I fossili risalgono a tre diversi periodi temporali. Il nucleo più antico appartiene al “precedente interglaciale”, circa 120.000 anni fa, quando le condizioni climatiche del Mediterraneo erano più calde delle attuali e potrebbero quindi rappresentare possibili scenari futuri legati al cambiamento climatico. Il secondo gruppo risale invece all’ultimo periodo glaciale, intorno a 20.000 anni fa, quando le temperature medie erano circa sei gradi più basse di quelle attuali. Infine, la terza serie di campioni fossili risale a circa 5.000 anni fa: un periodo con temperature simili a quelle attuali, ma precedente a un impatto significativo dell’azione dell’uomo sugli ambienti costieri studiati. Dal confronto tra questi tre gruppi è appunto emerso come la fauna della fascia costiera adriatica sia “resiliente”: nel corso del tempo ha saputo ristrutturare la propria composizione in modo da adattarsi in caso di perturbazione climatica e ricomporsi nuovamente quando le condizioni ambientali sono tornate simili a quelle precedenti.

Analizzando i resti fossili preservati nei sedimenti depositati nei tre intervalli climatici, continua Scarponi, “abbiamo scoperto che le associazioni a molluschi del ‘precedente interglaciale’ sono statisticamente indistinguibili da quelle che hanno popolato gli ambienti marini dell’Adriatico di qualche migliaio di anni fa, mentre quelle dell’ultimo periodo glaciale sono molto diverse rispetto agli altri due intervalli temporali”.

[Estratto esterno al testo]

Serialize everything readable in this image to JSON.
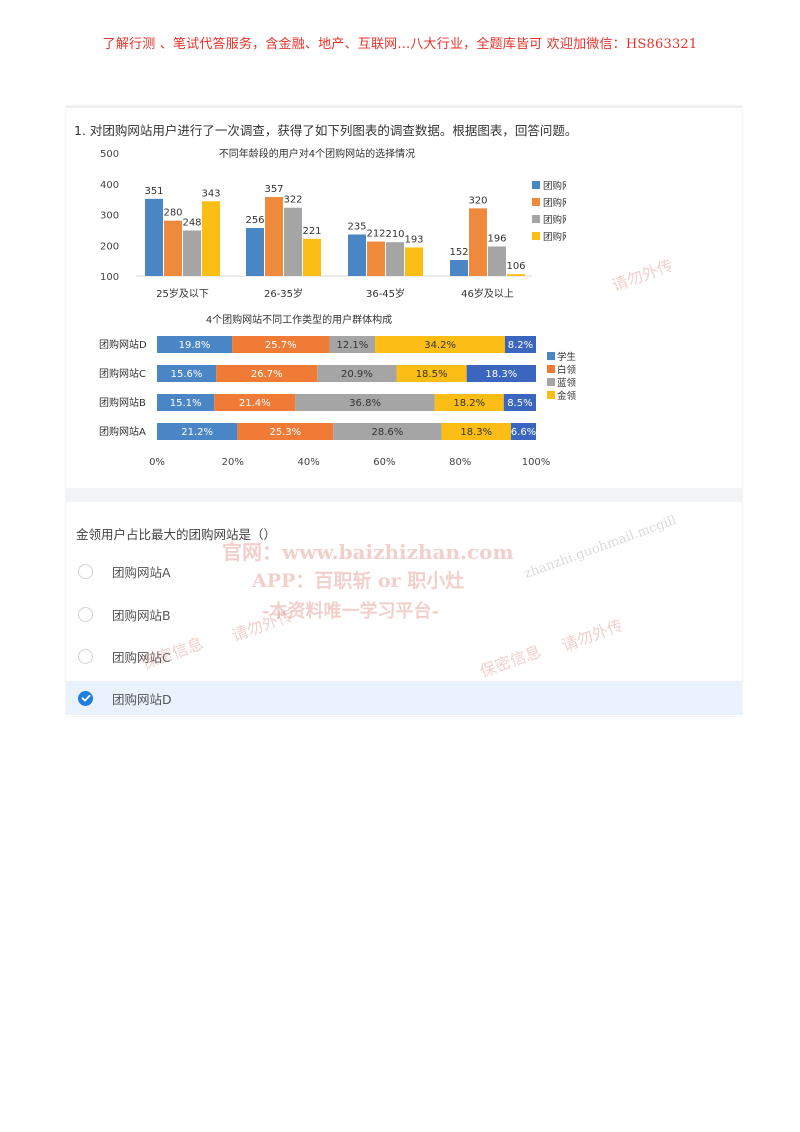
{
  "banner": "了解行测 、笔试代答服务，含金融、地产、互联网...八大行业，全题库皆可 欢迎加微信：HS863321",
  "question": {
    "title": "1.  对团购网站用户进行了一次调查，获得了如下列图表的调查数据。根据图表，回答问题。"
  },
  "chart_data": [
    {
      "type": "bar",
      "title": "不同年龄段的用户对4个团购网站的选择情况",
      "categories": [
        "25岁及以下",
        "26-35岁",
        "36-45岁",
        "46岁及以上"
      ],
      "series": [
        {
          "name": "团购网站A",
          "color": "#4a86c6",
          "values": [
            351,
            256,
            235,
            152
          ]
        },
        {
          "name": "团购网站B",
          "color": "#ef8a3c",
          "values": [
            280,
            357,
            212,
            320
          ]
        },
        {
          "name": "团购网站C",
          "color": "#a5a5a5",
          "values": [
            248,
            322,
            210,
            196
          ]
        },
        {
          "name": "团购网站D",
          "color": "#fcbe14",
          "values": [
            343,
            221,
            193,
            106
          ]
        }
      ],
      "yticks": [
        "500",
        "400",
        "300",
        "200",
        "100"
      ],
      "ylim": [
        100,
        500
      ],
      "legend": "right"
    },
    {
      "type": "bar",
      "orientation": "horizontal-stacked-percent",
      "title": "4个团购网站不同工作类型的用户群体构成",
      "categories": [
        "团购网站D",
        "团购网站C",
        "团购网站B",
        "团购网站A"
      ],
      "series": [
        {
          "name": "学生",
          "color": "#4a86c6",
          "values": [
            19.8,
            15.6,
            15.1,
            21.2
          ],
          "labels": [
            "19.8%",
            "15.6%",
            "15.1%",
            "21.2%"
          ]
        },
        {
          "name": "白领",
          "color": "#ef7b36",
          "values": [
            25.7,
            26.7,
            21.4,
            25.3
          ],
          "labels": [
            "25.7%",
            "26.7%",
            "21.4%",
            "25.3%"
          ]
        },
        {
          "name": "蓝领",
          "color": "#a5a5a5",
          "values": [
            12.1,
            20.9,
            36.8,
            28.6
          ],
          "labels": [
            "12.1%",
            "20.9%",
            "36.8%",
            "28.6%"
          ]
        },
        {
          "name": "金领",
          "color": "#fcbe14",
          "values": [
            34.2,
            18.5,
            18.2,
            18.3
          ],
          "labels": [
            "34.2%",
            "18.5%",
            "18.2%",
            "18.3%"
          ]
        },
        {
          "name": "",
          "color": "#3b66c0",
          "values": [
            8.2,
            18.3,
            8.5,
            6.6
          ],
          "labels": [
            "8.2%",
            "18.3%",
            "8.5%",
            "6.6%"
          ]
        }
      ],
      "xticks": [
        "0%",
        "20%",
        "40%",
        "60%",
        "80%",
        "100%"
      ],
      "xlim": [
        0,
        100
      ],
      "legend": "right"
    }
  ],
  "subquestion": {
    "prompt": "金领用户占比最大的团购网站是（）",
    "options": [
      {
        "label": "团购网站A",
        "selected": false
      },
      {
        "label": "团购网站B",
        "selected": false
      },
      {
        "label": "团购网站C",
        "selected": false
      },
      {
        "label": "团购网站D",
        "selected": true
      }
    ]
  },
  "watermarks": [
    "官网：www.baizhizhan.com",
    "APP：百职斩 or 职小灶",
    "-本资料唯一学习平台-",
    "保密信息",
    "请勿外传",
    "zhanzhi.guohmail.mcgill"
  ]
}
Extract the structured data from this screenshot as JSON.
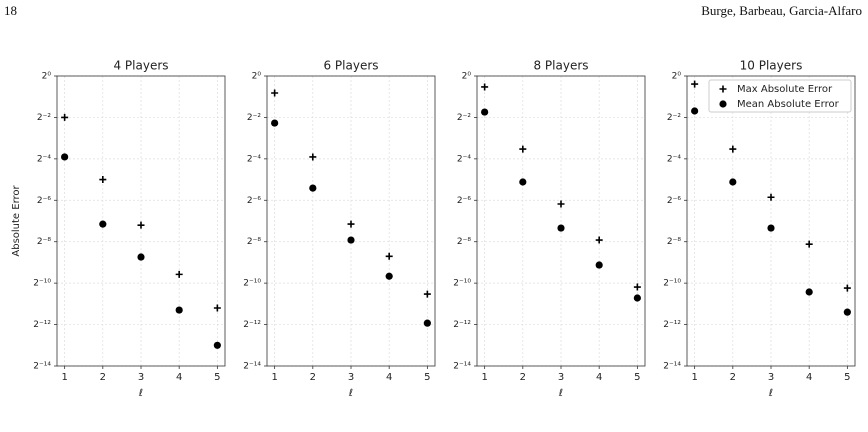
{
  "page_header": {
    "page_number": "18",
    "authors": "Burge, Barbeau, Garcia-Alfaro"
  },
  "chart_data": [
    {
      "type": "scatter",
      "title": "4 Players",
      "y_label": "Absolute Error",
      "x_label": "ℓ",
      "log_base": 2,
      "grid": true,
      "x": [
        1,
        2,
        3,
        4,
        5
      ],
      "xlim": [
        0.8,
        5.2
      ],
      "xticks": [
        1,
        2,
        3,
        4,
        5
      ],
      "ylim": [
        6.103515625e-05,
        1
      ],
      "yticks": [
        {
          "value": 1,
          "label": "2⁰"
        },
        {
          "value": 0.25,
          "label": "2⁻²"
        },
        {
          "value": 0.0625,
          "label": "2⁻⁴"
        },
        {
          "value": 0.015625,
          "label": "2⁻⁶"
        },
        {
          "value": 0.00390625,
          "label": "2⁻⁸"
        },
        {
          "value": 0.0009765625,
          "label": "2⁻¹⁰"
        },
        {
          "value": 0.000244140625,
          "label": "2⁻¹²"
        },
        {
          "value": 6.103515625e-05,
          "label": "2⁻¹⁴"
        }
      ],
      "series": [
        {
          "marker": "plus",
          "color": "#000000",
          "values": [
            0.25,
            0.0313,
            0.0068,
            0.00131,
            0.000425
          ]
        },
        {
          "marker": "circle",
          "color": "#000000",
          "values": [
            0.0666,
            0.00704,
            0.00234,
            0.000397,
            0.000122
          ]
        }
      ]
    },
    {
      "type": "scatter",
      "title": "6 Players",
      "x_label": "ℓ",
      "log_base": 2,
      "grid": true,
      "x": [
        1,
        2,
        3,
        4,
        5
      ],
      "xlim": [
        0.8,
        5.2
      ],
      "xticks": [
        1,
        2,
        3,
        4,
        5
      ],
      "ylim": [
        6.103515625e-05,
        1
      ],
      "yticks": [
        {
          "value": 1,
          "label": "2⁰"
        },
        {
          "value": 0.25,
          "label": "2⁻²"
        },
        {
          "value": 0.0625,
          "label": "2⁻⁴"
        },
        {
          "value": 0.015625,
          "label": "2⁻⁶"
        },
        {
          "value": 0.00390625,
          "label": "2⁻⁸"
        },
        {
          "value": 0.0009765625,
          "label": "2⁻¹⁰"
        },
        {
          "value": 0.000244140625,
          "label": "2⁻¹²"
        },
        {
          "value": 6.103515625e-05,
          "label": "2⁻¹⁴"
        }
      ],
      "series": [
        {
          "marker": "plus",
          "color": "#000000",
          "values": [
            0.566,
            0.0666,
            0.00704,
            0.0024,
            0.000677
          ]
        },
        {
          "marker": "circle",
          "color": "#000000",
          "values": [
            0.207,
            0.0235,
            0.00413,
            0.00123,
            0.000256
          ]
        }
      ]
    },
    {
      "type": "scatter",
      "title": "8 Players",
      "x_label": "ℓ",
      "log_base": 2,
      "grid": true,
      "x": [
        1,
        2,
        3,
        4,
        5
      ],
      "xlim": [
        0.8,
        5.2
      ],
      "xticks": [
        1,
        2,
        3,
        4,
        5
      ],
      "ylim": [
        6.103515625e-05,
        1
      ],
      "yticks": [
        {
          "value": 1,
          "label": "2⁰"
        },
        {
          "value": 0.25,
          "label": "2⁻²"
        },
        {
          "value": 0.0625,
          "label": "2⁻⁴"
        },
        {
          "value": 0.015625,
          "label": "2⁻⁶"
        },
        {
          "value": 0.00390625,
          "label": "2⁻⁸"
        },
        {
          "value": 0.0009765625,
          "label": "2⁻¹⁰"
        },
        {
          "value": 0.000244140625,
          "label": "2⁻¹²"
        },
        {
          "value": 6.103515625e-05,
          "label": "2⁻¹⁴"
        }
      ],
      "series": [
        {
          "marker": "plus",
          "color": "#000000",
          "values": [
            0.693,
            0.0866,
            0.0138,
            0.00413,
            0.000857
          ]
        },
        {
          "marker": "circle",
          "color": "#000000",
          "values": [
            0.299,
            0.0288,
            0.00617,
            0.00179,
            0.000594
          ]
        }
      ]
    },
    {
      "type": "scatter",
      "title": "10 Players",
      "x_label": "ℓ",
      "log_base": 2,
      "grid": true,
      "legend": "upper right",
      "x": [
        1,
        2,
        3,
        4,
        5
      ],
      "xlim": [
        0.8,
        5.2
      ],
      "xticks": [
        1,
        2,
        3,
        4,
        5
      ],
      "ylim": [
        6.103515625e-05,
        1
      ],
      "yticks": [
        {
          "value": 1,
          "label": "2⁰"
        },
        {
          "value": 0.25,
          "label": "2⁻²"
        },
        {
          "value": 0.0625,
          "label": "2⁻⁴"
        },
        {
          "value": 0.015625,
          "label": "2⁻⁶"
        },
        {
          "value": 0.00390625,
          "label": "2⁻⁸"
        },
        {
          "value": 0.0009765625,
          "label": "2⁻¹⁰"
        },
        {
          "value": 0.000244140625,
          "label": "2⁻¹²"
        },
        {
          "value": 6.103515625e-05,
          "label": "2⁻¹⁴"
        }
      ],
      "series": [
        {
          "name": "Max Absolute Error",
          "marker": "plus",
          "color": "#000000",
          "values": [
            0.763,
            0.0866,
            0.0173,
            0.0036,
            0.000828
          ]
        },
        {
          "name": "Mean Absolute Error",
          "marker": "circle",
          "color": "#000000",
          "values": [
            0.31,
            0.0288,
            0.00617,
            0.000726,
            0.00037
          ]
        }
      ]
    }
  ]
}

Quindi “le associazioni cambiano nella loro struttura a seguito della perturbazione climatica, ma si ricompongono quando le condizioni ritornano simili a quelle pre-perturbazione”. L’ipotesi è che “la resilienza mostrata in passato potrebbe permettere alla fauna marina dell’Adriatico di adattarsi a un aumento ridotto delle temperature medie. A patto però che insieme alle azioni per contenere l’innalzamento delle temperature ci siano anche accorgimenti per limitare l’impatto delle attività umane sulle aree costiere”.